A Texas man was charged Thursday with attacking Cuba’s primary diplomatic facility in the District of Columbia. During a 2 a.m. attack on the building in the Adams Morgan neighborhood, he allegedly fired nearly 30 rounds at the structure from the public sidewalk outside the perimeter fence.
According to the embassy’s Twitter account, neither embassy staff nor bystanders were hurt, “but there was material damage caused to the building resulting from the impact of the bullets.”
Photos from the scene posted on social media show chipped marble from the columns and large pockmarks in the building facade, as well as a shattered street lamp.
#April30 2020: An unknown individual opened fire with an assault weapon against the building of our Embassy. There was no personal injury to the Mission, but there was material damage caused to the building resulting from the impact of the bullets.https://t.co/xHeoOjCWbT pic.twitter.com/ecrMS53Xxc— Cuban Embassy in US (@EmbaCubaUS) April 30, 2020
The suspect was identified to the Washington Post as Alexander Alazo, 42, of Aubrey, Texas. On the police report filed by the Metropolitan Police Department Thursday, the offense was marked as a “suspected hate crime.” He was charged with assault with intent to kill.

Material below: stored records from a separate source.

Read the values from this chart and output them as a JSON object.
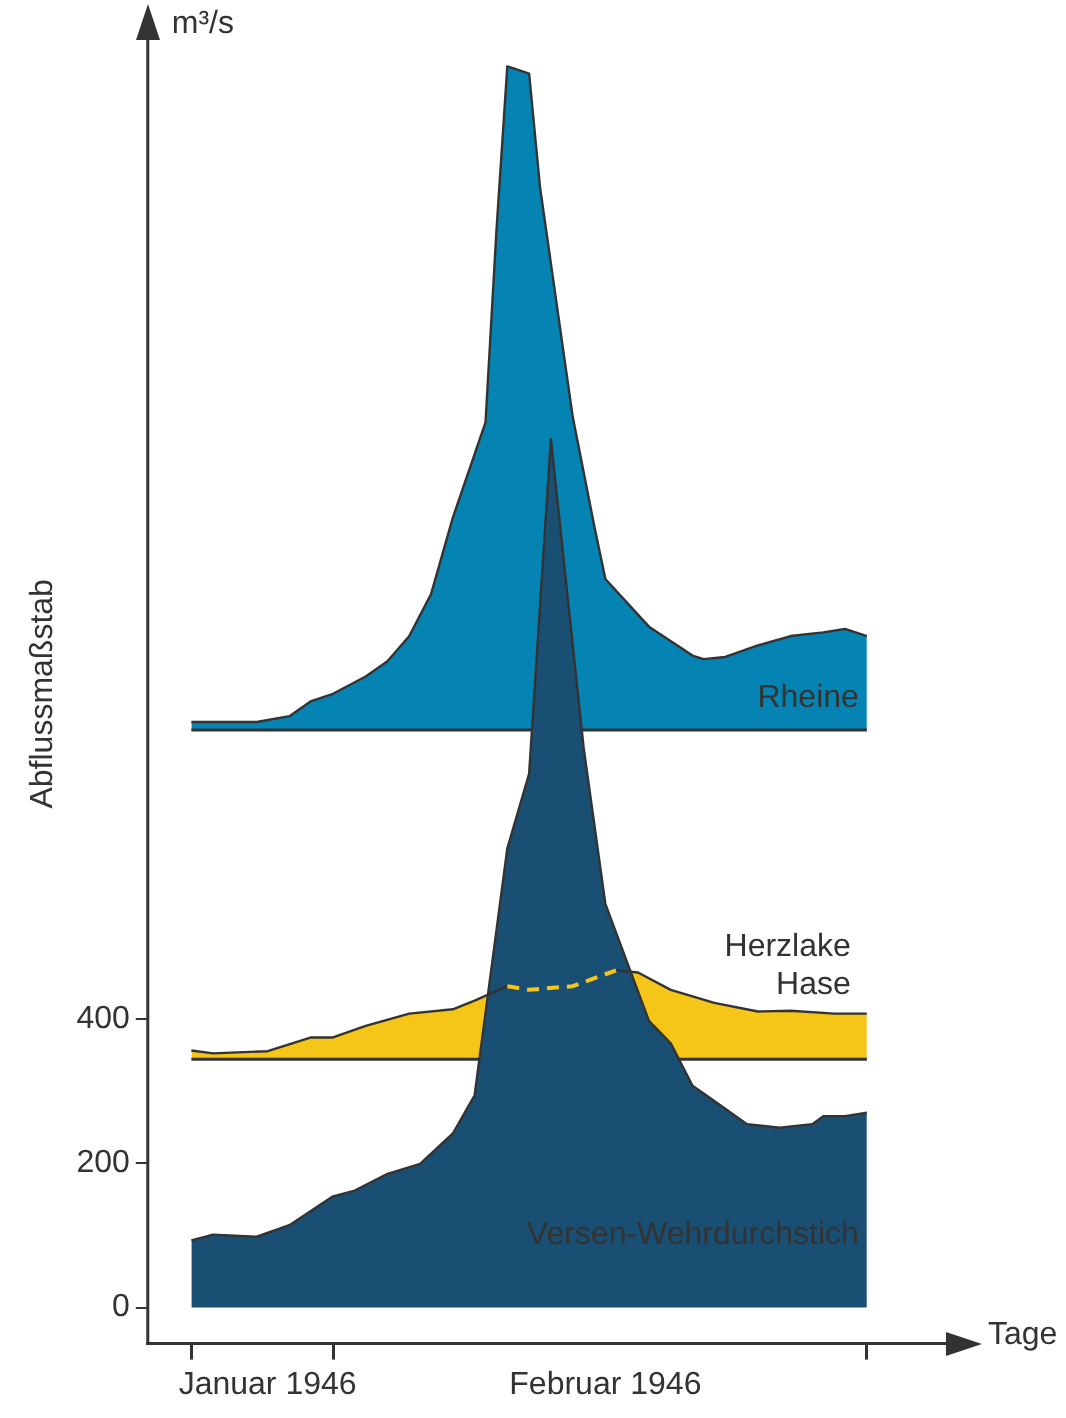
{
  "chart_data": {
    "type": "area",
    "xlabel": "Tage",
    "ylabel": "Abflussmaßstab",
    "annotations": [
      "m³/s"
    ],
    "xlim": [
      "1945-12-28",
      "1946-03-12"
    ],
    "xticks": [
      {
        "value": "1946-01-01",
        "label": null
      },
      {
        "value": "1946-01-08",
        "label": "Januar 1946"
      },
      {
        "value": "1946-01-14",
        "label": null
      },
      {
        "value": "1946-02-08",
        "label": "Februar 1946"
      },
      {
        "value": "1946-03-04",
        "label": null
      }
    ],
    "ylim": [
      -50,
      1750
    ],
    "yticks": [
      0,
      200,
      400
    ],
    "ref_lines": [
      {
        "axis": "y",
        "value": 800,
        "color": "#333333"
      },
      {
        "axis": "y",
        "value": 344,
        "color": "#333333"
      }
    ],
    "series": [
      {
        "name": "Rheine",
        "color": "#0584b3",
        "x": [
          "1946-01-01",
          "1946-01-04",
          "1946-01-07",
          "1946-01-10",
          "1946-01-12",
          "1946-01-14",
          "1946-01-16",
          "1946-01-17",
          "1946-01-19",
          "1946-01-21",
          "1946-01-23",
          "1946-01-25",
          "1946-01-28",
          "1946-01-29",
          "1946-01-30",
          "1946-02-01",
          "1946-02-02",
          "1946-02-05",
          "1946-02-07",
          "1946-02-08",
          "1946-02-12",
          "1946-02-16",
          "1946-02-17",
          "1946-02-19",
          "1946-02-22",
          "1946-02-25",
          "1946-02-28",
          "1946-03-02",
          "1946-03-04"
        ],
        "values": [
          811,
          811,
          811,
          819,
          840,
          850,
          866,
          874,
          895,
          930,
          988,
          1094,
          1226,
          1491,
          1719,
          1709,
          1552,
          1234,
          1081,
          1009,
          943,
          903,
          898,
          901,
          917,
          930,
          935,
          940,
          930
        ]
      },
      {
        "name": "Herzlake Hase",
        "color": "#f5c518",
        "x": [
          "1946-01-01",
          "1946-01-03",
          "1946-01-08",
          "1946-01-12",
          "1946-01-14",
          "1946-01-17",
          "1946-01-21",
          "1946-01-25",
          "1946-01-27",
          "1946-01-30",
          "1946-02-01",
          "1946-02-05",
          "1946-02-09",
          "1946-02-11",
          "1946-02-14",
          "1946-02-18",
          "1946-02-22",
          "1946-02-25",
          "1946-03-01",
          "1946-03-04"
        ],
        "values": [
          356,
          352,
          355,
          374,
          374,
          390,
          407,
          413,
          425,
          445,
          440,
          445,
          467,
          464,
          440,
          422,
          410,
          411,
          407,
          407
        ]
      },
      {
        "name": "Versen-Wehrdurchstich",
        "color": "#1a4f74",
        "x": [
          "1946-01-01",
          "1946-01-03",
          "1946-01-07",
          "1946-01-10",
          "1946-01-14",
          "1946-01-16",
          "1946-01-19",
          "1946-01-22",
          "1946-01-25",
          "1946-01-27",
          "1946-01-30",
          "1946-02-01",
          "1946-02-03",
          "1946-02-06",
          "1946-02-08",
          "1946-02-12",
          "1946-02-14",
          "1946-02-16",
          "1946-02-18",
          "1946-02-21",
          "1946-02-24",
          "1946-02-27",
          "1946-02-28",
          "1946-03-02",
          "1946-03-04"
        ],
        "values": [
          93,
          101,
          98,
          114,
          154,
          162,
          185,
          199,
          241,
          294,
          636,
          739,
          1203,
          776,
          559,
          397,
          366,
          307,
          286,
          254,
          249,
          254,
          265,
          265,
          270
        ]
      }
    ]
  }
}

A maroon Nissan Pathfinder SUV with Texas license plates found in front of the property is believed by police to belong to Alazo.

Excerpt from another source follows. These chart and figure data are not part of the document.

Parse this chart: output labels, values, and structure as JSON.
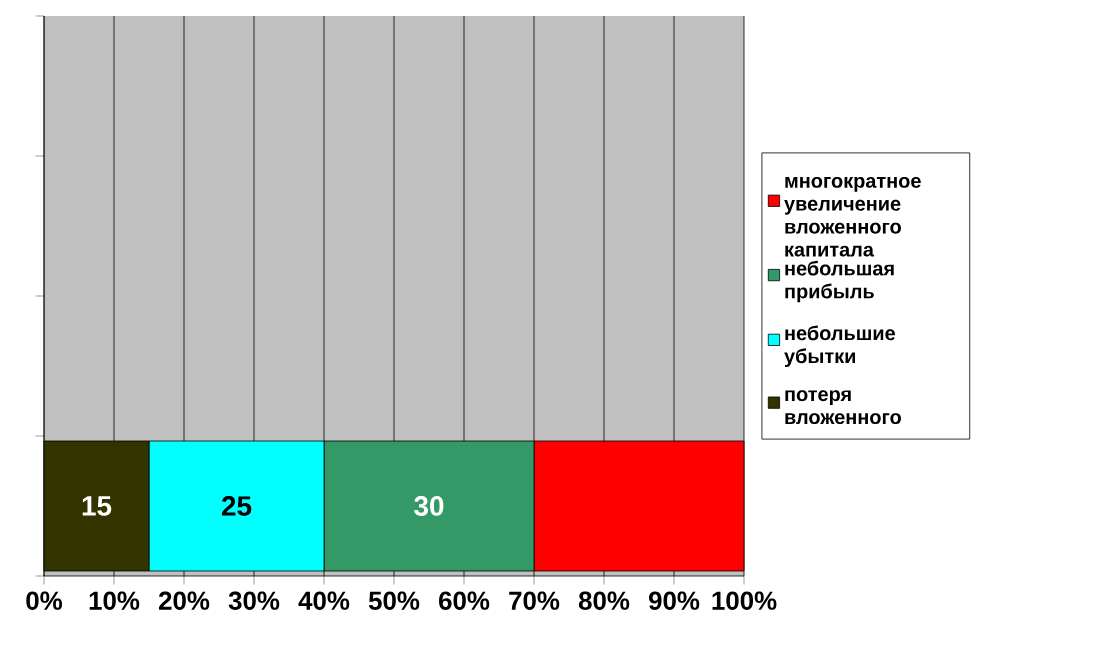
{
  "chart_data": {
    "type": "bar",
    "orientation": "horizontal",
    "stacked": true,
    "categories": [
      null,
      null,
      null,
      null
    ],
    "series": [
      {
        "name": "потеря вложенного",
        "color": "#333300",
        "values": [
          null,
          null,
          null,
          15
        ],
        "value_labels": [
          null,
          null,
          null,
          "15"
        ]
      },
      {
        "name": "небольшие убытки",
        "color": "#00ffff",
        "values": [
          null,
          null,
          null,
          25
        ],
        "value_labels": [
          null,
          null,
          null,
          "25"
        ]
      },
      {
        "name": "небольшая прибыль",
        "color": "#339966",
        "values": [
          null,
          null,
          null,
          30
        ],
        "value_labels": [
          null,
          null,
          null,
          "30"
        ]
      },
      {
        "name": "многократное увеличение вложенного капитала",
        "color": "#ff0000",
        "values": [
          null,
          null,
          null,
          30
        ],
        "value_labels": [
          null,
          null,
          null,
          null
        ]
      }
    ],
    "xlim": [
      0,
      100
    ],
    "xticks": [
      {
        "value": 0,
        "label": "0%"
      },
      {
        "value": 10,
        "label": "10%"
      },
      {
        "value": 20,
        "label": "20%"
      },
      {
        "value": 30,
        "label": "30%"
      },
      {
        "value": 40,
        "label": "40%"
      },
      {
        "value": 50,
        "label": "50%"
      },
      {
        "value": 60,
        "label": "60%"
      },
      {
        "value": 70,
        "label": "70%"
      },
      {
        "value": 80,
        "label": "80%"
      },
      {
        "value": 90,
        "label": "90%"
      },
      {
        "value": 100,
        "label": "100%"
      }
    ],
    "grid": "x",
    "legend": "right",
    "tick_labels": "x"
  }
}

Cuban President Miguel Diaz-Canel condemned the aggression in a statement on Twitter Thursday, and Cuban Foreign Minister Bruno Rodriguez said, “It is the responsibility of States to protect diplomats accredited to them and their facilities.”
A fan page for Cuban national hero José Martí noted the statue of Martí installed in the embassy’s front garden last year appeared undamaged by the attack. The page quoted a defiant Marti, who lived many years in the United States and was distrustful of American expansionism amid the Cuban colony’s struggle for independence from Spain.
Not one bullet hit the statue of José Martí at the Cuban embassy in Washington. There he is, still standing intact, symbolizing the actions of revolutionary Cubans through multiple generations. “I have lived in the monster & I know its entrails. My sling is the sling of David.” pic.twitter.com/bG57E5OqMw— José J. Martí (@JoseJuMarti) April 30, 2020
The Cuban Embassy in DC has been attacked once before. On May 19, 1979, the Cuban exile terrorist group Omega 7 detonated a bomb just outside the embassy, causing damage to both the building and the neighboring Lithuanian Embassy. That same year, Omega 7 also intended to assassinate Cuban revolutionary leader Fidel Castro at the United Nations Headquarters, the New York Times reported.
At that time, the building did not house formal consular officials from the socialist country, but was instead operated as the Cuba Interests Section of the Czechoslovak Embassy, as Cuba did not have formal diplomatic relations with the US between 1961 and 2015, when then-US President Barack Obama restored them.
It is also interesting to note that Thursday’s attack happened on the one-year anniversary of another attack, the one made by right-wing Venezuelans against the Venezuelan Embassy in Washington, DC. That attack led to an 18-day siege in which activists inside were prevented from accessing food, medicine and other necessities, while the besiegers, who openly declared their alliance with Venezuelan attempted coup leader Juan Guaido, attempted to break inside.
The Venezuelan embassy was eventually delivered to Venezuelan opposition forces after US federal police stormed the building and arrested the four remaining activists.